X_cols = [col for col in ret_df.columns if col[-6:]=='signal']

X_cols

['EM_signal',
 'MACD_signal',
 'OBV_signal',
 'AROON_signal',
 'BOLL_signal',
 'CCI_signal',
 'CMO_signal',
 'DMI_signal',
 'MFI_signal',
 'RSI_signal']

Evaluation metrics¶

用 accuracy, f1_score 作为好坏评价的标准

accuracy: 正确数/总数。比如预测了100次，对了99次，则accuracy = 99%. $accuracy = \frac{TP+TN}{TP+TN+FP+FN}$
$precision = \frac{TP}{TP+FP}$, 在预测为Positive时，预测对的次数
$recall = \frac{TP}{TP+FN}$，在真实为Positive时，预测对的次数
$f1 = \frac{2}{\frac{1}{precision}+\frac{1}{recall}} $

Random forest¶

hyperparam_grid = [
    {'n_estimators': [50], 'max_depth': [3,5,7], 
     'max_features': [5,8]}
]

model = RandomForestClassifier()

# Cross validation for period 0, i.e.
# train: [2008-2011], val: [2012-2015], test: [2016]
grid_search = GridSearchCV(model, hyperparam_grid, cv=[cv_idx[0]])

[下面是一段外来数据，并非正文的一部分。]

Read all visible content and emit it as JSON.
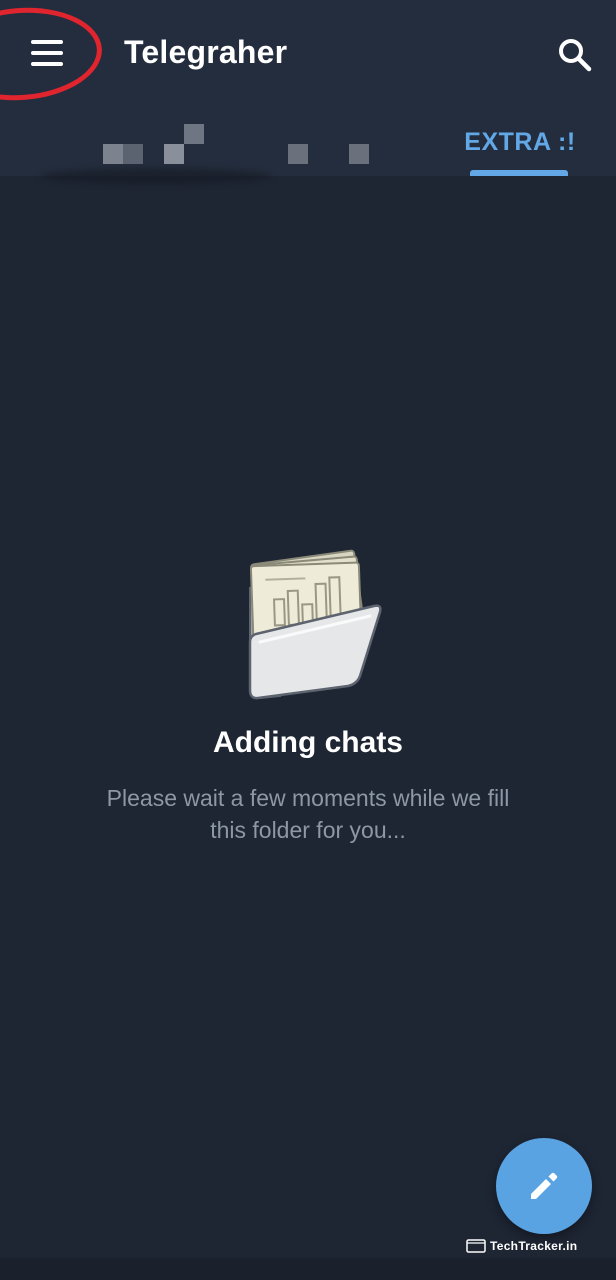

X_fulltrain = ret_df.loc[fulltrain_idx[0], X_cols]
y_fulltrain = ret_df.loc[fulltrain_idx[0], 'ret_sign']
X_test = ret_df.loc[test_idx[0], X_cols]
y_test = ret_df.loc[test_idx[0], 'ret_sign']

ret_df.loc[fulltrain_idx[0]]

%%time
grid_search.fit(X_fulltrain, y_fulltrain)

CPU times: user 26.9 s, sys: 252 ms, total: 27.1 s
Wall time: 27.1 s

GridSearchCV(cv=[(array([     0,      1,      2, ..., 232926, 232927, 232928]),
                  array([232929, 232930, 232931, ..., 611702, 611703, 611704]))],
             error_score='raise-deprecating',
             estimator=RandomForestClassifier(bootstrap=True, class_weight=None,
                                              criterion='gini', max_depth=None,
                                              max_features='auto',
                                              max_leaf_nodes=None,
                                              min_impurity_decrease=0.0,
                                              min_impurity_split=None,
                                              min_samples_leaf=1,
                                              min_samples_split=2,
                                              min_weight_fraction_leaf=0.0,
                                              n_estimators='warn', n_jobs=None,
                                              oob_score=False,
                                              random_state=None, verbose=0,
                                              warm_start=False),
             iid='warn', n_jobs=None,
             param_grid=[{'max_depth': [3, 5, 7], 'max_features': [5, 8],
                          'n_estimators': [50]}],
             pre_dispatch='2*n_jobs', refit=True, return_train_score=False,
             scoring=None, verbose=0)

grid_search.best_params_

{'max_depth': 3, 'max_features': 8, 'n_estimators': 50}

pd.DataFrame({"features":X_cols,"feature_importance":grid_search.best_estimator_.feature_importances_}).sort_values('feature_importance',ascending=False)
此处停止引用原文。